Een partij die het niet eens is met deze uitspraak, kan een hogerberoepschrift sturen naar de Afdeling bestuursrechtspraak van de Raad van State waarin wordt uitgelegd waarom deze partij het niet eens is met deze uitspraak. Het hogerberoepschrift moet worden ingediend binnen vier weken na de dag waarop deze uitspraak is verzonden. Kan de indiener de behandeling van het hoger beroep niet afwachten, omdat de zaak spoed heeft, dan kan de indiener de voorzieningenrechter van de Afdeling bestuursrechtspraak van de Raad van State vragen om een voorlopige voorziening (een tijdelijke maatregel) te treffen.

Voetnoten

1.Verdrag tot bescherming van de rechten van de mens en de fundamentele vrijheden.
2.Zaaknummer: NL22.498 (niet gepubliceerd op rechtspraak.nl).
3.Zaaknummer: NL23.11439 (niet gepubliceerd op rechtspraak.nl).
4.Zaaknummer: NL24.5293 (niet gepubliceerd op rechtspraak.nl).
5.Afdeling bestuursrechtspraak van de Raad van State.
6.Eisers verwijzen naar de uitspraak van de Afdeling van 13 september 2022, ECLI:NL:RVS:2022:2661.
7.Immigratie- en Naturalisatiedienst.
8.Zie bijvoorbeeld de uitspraak van 2 juni 2025, ECLI:NL:RVS:2025:2488.
9.Europees Hof voor de Rechten van de Mens.

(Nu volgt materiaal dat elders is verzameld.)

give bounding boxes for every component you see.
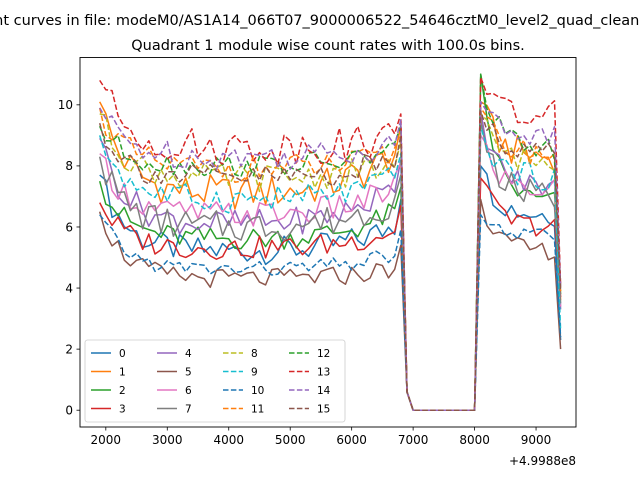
series-line-13	[99, 76, 562, 411]
legend-label-5: 5	[185, 366, 192, 378]
x-tick-label: 2000	[91, 433, 122, 447]
series-line-5	[98, 198, 562, 411]
legend-label-12: 12	[317, 348, 330, 360]
legend-label-14: 14	[317, 385, 331, 397]
y-axis: 0 2 4 6 8 10	[58, 98, 80, 418]
legend-label-3: 3	[119, 403, 126, 415]
legend-label-13: 13	[317, 366, 330, 378]
y-tick-label: 2	[65, 342, 73, 356]
legend-label-10: 10	[251, 385, 264, 397]
y-tick-label: 0	[65, 404, 73, 418]
x-tick-label: 9000	[521, 433, 552, 447]
x-tick-label: 5000	[275, 433, 306, 447]
legend-label-4: 4	[185, 348, 192, 360]
y-tick-label: 8	[65, 159, 73, 173]
x-tick-label: 6000	[336, 433, 367, 447]
series-line-3	[99, 177, 562, 411]
x-tick-label: 3000	[152, 433, 183, 447]
legend-label-0: 0	[119, 348, 126, 360]
legend-label-11: 11	[251, 403, 264, 415]
legend-label-15: 15	[317, 403, 330, 415]
legend-label-1: 1	[119, 366, 126, 378]
legend-label-2: 2	[119, 385, 126, 397]
series-line-2	[98, 73, 562, 411]
series-line-11	[98, 107, 562, 411]
x-tick-label: 7000	[398, 433, 429, 447]
x-axis: 2000 3000 4000 5000 6000 7000 8000 9000	[91, 427, 552, 447]
y-tick-label: 4	[65, 281, 73, 295]
x-tick-label: 4000	[213, 433, 244, 447]
series-line-10	[99, 214, 562, 411]
series-line-8	[99, 113, 562, 411]
series-line-15	[98, 110, 562, 411]
x-tick-label: 8000	[459, 433, 490, 447]
legend-label-7: 7	[185, 403, 192, 415]
plot-title: Quadrant 1 module wise count rates with …	[131, 38, 525, 54]
legend-box	[84, 339, 346, 423]
series-line-1	[99, 101, 562, 411]
series-line-7	[98, 119, 562, 411]
plot-lines	[98, 73, 562, 411]
y-tick-label: 10	[58, 98, 73, 112]
legend-label-8: 8	[251, 348, 258, 360]
series-line-9	[98, 125, 562, 411]
series-line-14	[99, 101, 562, 411]
legend-label-6: 6	[185, 385, 192, 397]
figure-suptitle: Light curves in file: modeM0/AS1A14_066T…	[0, 13, 640, 29]
series-line-0	[99, 165, 562, 411]
y-tick-label: 6	[65, 220, 73, 234]
series-line-12	[99, 73, 562, 411]
axes-frame	[79, 57, 577, 428]
x-axis-offset-label: +4.9988e8	[509, 454, 576, 468]
legend-label-9: 9	[251, 366, 258, 378]
series-line-6	[99, 134, 562, 411]
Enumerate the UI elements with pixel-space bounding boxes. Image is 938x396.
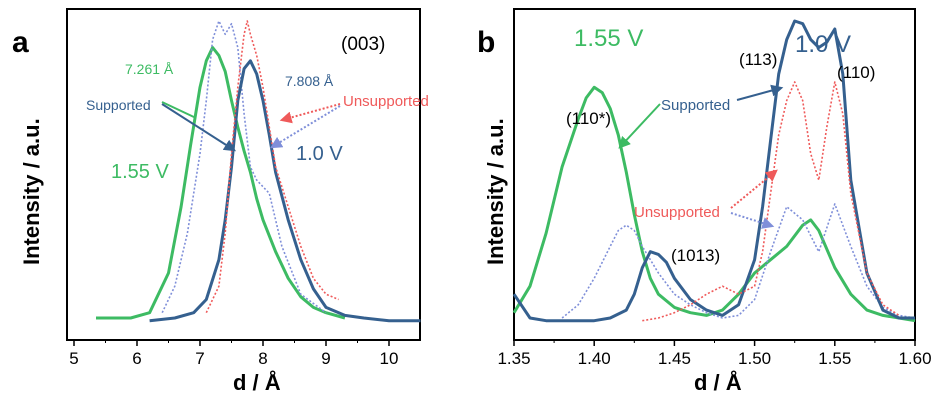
panel-a: 5 6 7 8 9 10 a (003) 7.261 Å 7.808 Å Supporte… — [12, 8, 429, 395]
panel-b-x-ticks: 1.35 1.40 1.45 1.50 1.55 1.60 — [497, 340, 932, 368]
panel-b-letter: b — [477, 26, 495, 59]
panel-a-series-green-solid — [96, 46, 346, 320]
panel-b: 1.35 1.40 1.45 1.50 1.55 1.60 b 1.55 V 1.0 V … — [477, 8, 932, 395]
panel-a-series-blue-solid — [149, 59, 421, 323]
panel-a-x-tick-label: 8 — [258, 349, 267, 368]
panel-b-y-label: Intensity / a.u. — [483, 118, 508, 265]
panel-a-series-red-dotted — [205, 20, 339, 314]
panel-a-series — [96, 20, 421, 323]
panel-a-green-peak-value: 7.261 Å — [125, 61, 174, 77]
panel-b-supported-label: Supported — [661, 97, 730, 114]
panel-a-x-ticks: 5 6 7 8 9 10 — [69, 340, 398, 368]
panel-b-voltage-blue: 1.0 V — [795, 31, 851, 58]
panel-a-series-green-dotted — [161, 20, 327, 314]
panel-a-arrow-supported-green — [161, 101, 197, 119]
panel-a-arrow-unsupported-blue — [269, 105, 341, 149]
panel-b-frame — [513, 8, 916, 341]
panel-b-arrow-supported-green — [618, 103, 661, 149]
panel-a-arrow-unsupported-red — [279, 103, 341, 124]
panel-a-peak-003: (003) — [341, 34, 385, 55]
panel-a-supported-label: Supported — [86, 97, 151, 113]
panel-b-peak-110star: (110*) — [566, 109, 611, 128]
panel-b-peak-110: (110) — [837, 63, 875, 82]
panel-a-x-tick-label: 7 — [195, 349, 204, 368]
panel-b-series-green-solid — [512, 85, 916, 323]
panel-b-series-red-dotted — [642, 81, 900, 322]
panel-b-series — [512, 19, 916, 323]
panel-a-x-tick-label: 5 — [69, 349, 78, 368]
panel-b-peak-1013: (1013) — [671, 246, 720, 265]
panel-a-blue-peak-value: 7.808 Å — [285, 73, 334, 89]
panel-a-x-tick-label: 6 — [132, 349, 141, 368]
panel-b-x-label: d / Å — [694, 369, 742, 395]
panel-b-arrow-unsupported-red — [730, 169, 778, 209]
panel-b-arrow-unsupported-blue — [730, 212, 775, 229]
panel-a-unsupported-label: Unsupported — [343, 93, 429, 110]
panel-b-x-tick-label: 1.35 — [497, 349, 530, 368]
panel-a-frame — [66, 8, 421, 341]
panel-b-unsupported-label: Unsupported — [634, 204, 720, 221]
panel-a-arrow-supported-blue — [161, 103, 237, 152]
panel-b-x-tick-label: 1.45 — [658, 349, 691, 368]
panel-b-x-tick-label: 1.40 — [578, 349, 611, 368]
panel-b-voltage-green: 1.55 V — [574, 25, 643, 52]
panel-b-x-tick-label: 1.50 — [738, 349, 771, 368]
panel-a-y-label: Intensity / a.u. — [19, 118, 44, 265]
panel-a-letter: a — [12, 26, 29, 59]
panel-b-arrow-supported-blue — [736, 84, 784, 101]
panel-a-x-label: d / Å — [233, 369, 281, 395]
panel-b-peak-113: (113) — [739, 50, 777, 69]
panel-b-x-tick-label: 1.55 — [818, 349, 851, 368]
panel-a-voltage-green: 1.55 V — [111, 161, 169, 183]
panel-a-x-tick-label: 9 — [321, 349, 330, 368]
panel-a-x-tick-label: 10 — [380, 349, 399, 368]
panel-a-voltage-blue: 1.0 V — [296, 143, 343, 165]
panel-b-series-green-dotted — [561, 203, 916, 319]
panel-b-series-blue-solid — [512, 19, 915, 323]
panel-b-x-tick-label: 1.60 — [898, 349, 931, 368]
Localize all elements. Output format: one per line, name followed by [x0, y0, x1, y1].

10.Zie de uitspraken van de Afdeling van 13 september 2022, ECLI:NL:RVS:2022:2661 en van 2 juni 2025, ECLI:NL:RVS:2025:2488.
11.Zie de uitspraak van 3 oktober 2024 in de zaak Jeunesse tegen Nederland, nr. 12738/10, ECLI:CE:ECHR:2014:1003JUD001273810.
12.Algemene wet bestuursrecht.
13.Besluit proceskosten bestuursrecht.